France–Algérie : Laurent Nuñez n’ira pas à Alger sans «avancées concrètes»
Alors que Ségolène Royal a appelé Macron à un geste de réconciliation avec Alger, le ministre français de l’Intérieur Laurent Nuñez a affirmé sur TF1 qu’il ne se rendrait pas en Algérie tant que Paris n’obtiendra pas d’avancées concrètes, notamment sur les expulsions d’Algériens en situation irrégulière et le dossier du journaliste Gleizes.
Invité de TF1 le 3 février, le ministre français de l’Intérieur Laurent Nuñez a fermé la porte à toute visite officielle à Alger sans garanties préalables. « Non, je ne renoncerai pas à mes conditions », a-t-il martelé, affirmant que son déplacement ne sera envisagé qu’en cas d’« évolution » sur deux dossiers jugés prioritaires par Paris.
Le premier concerne la reprise des expulsions d’Algériens en situation irrégulière présents sur le territoire français. Selon le ministre, le flux des obligations de quitter le territoire français (OQTF) « ne s’est pas réamorcé ». Le second porte sur la situation du journaliste français Christophe Gleizes, détenu en Algérie depuis juin 2025 et condamné pour « apologie du terrorisme », un dossier que Paris qualifie d’« arbitraire ».

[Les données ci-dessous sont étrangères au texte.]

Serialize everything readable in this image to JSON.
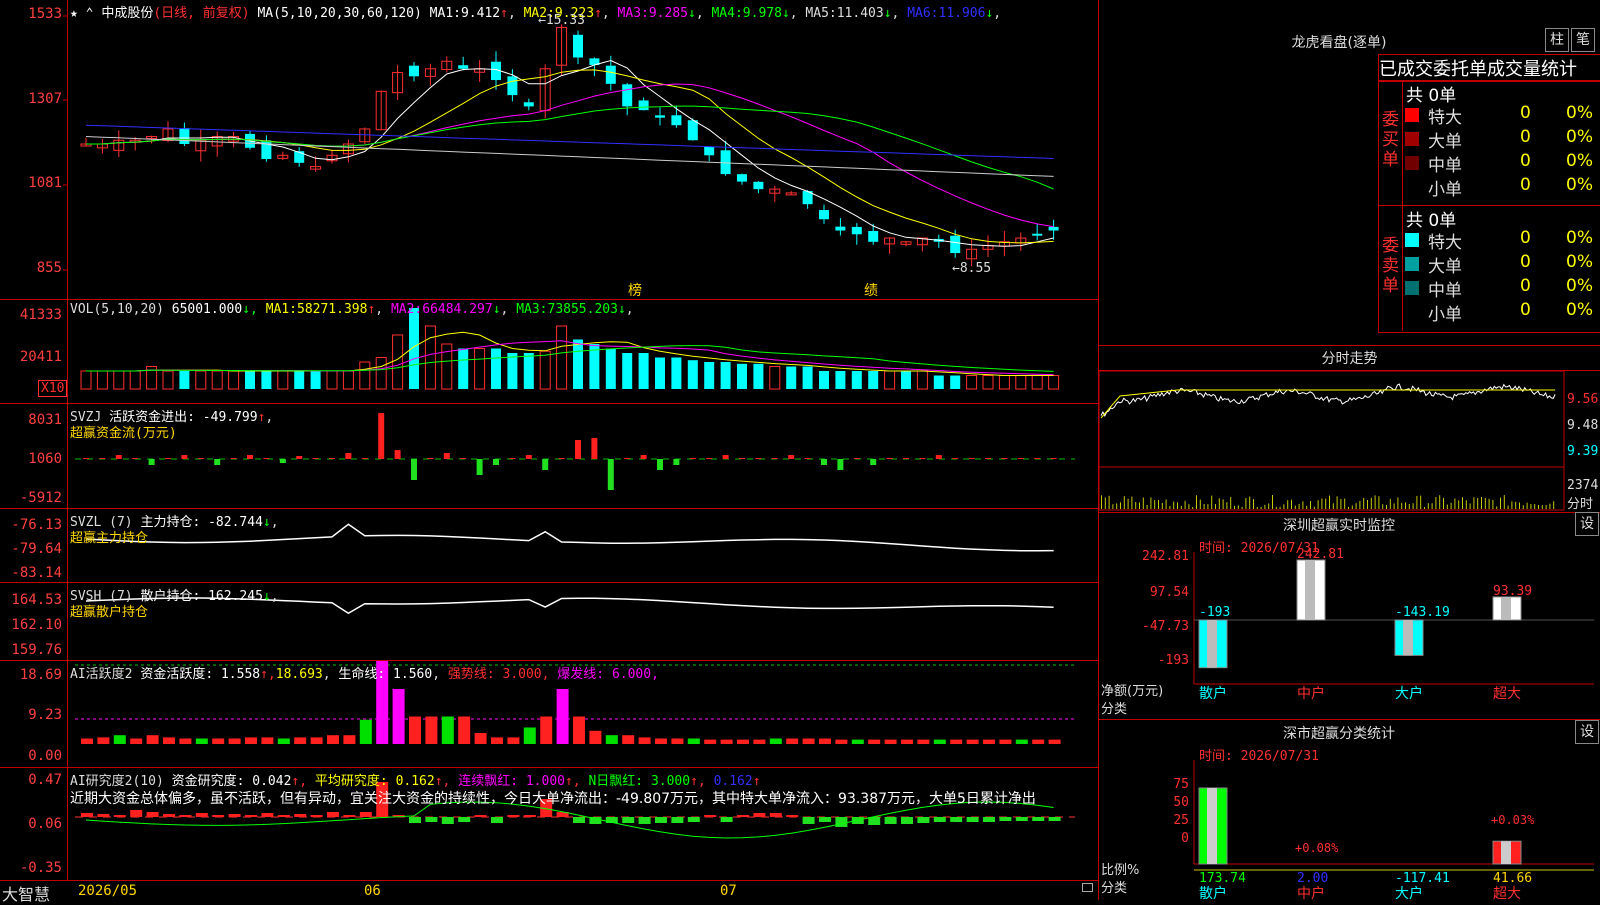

« J’attends qu’il y ait une évolution sur ces sujets, je me rendrai à ce moment-là en Algérie », a déclaré Laurent Nuñez, tout en assurant garder « bon espoir » quant à une reprise du dialogue politique. Il a toutefois précisé que les échanges techniques en matière de sécurité avaient, eux, déjà repris entre les deux pays.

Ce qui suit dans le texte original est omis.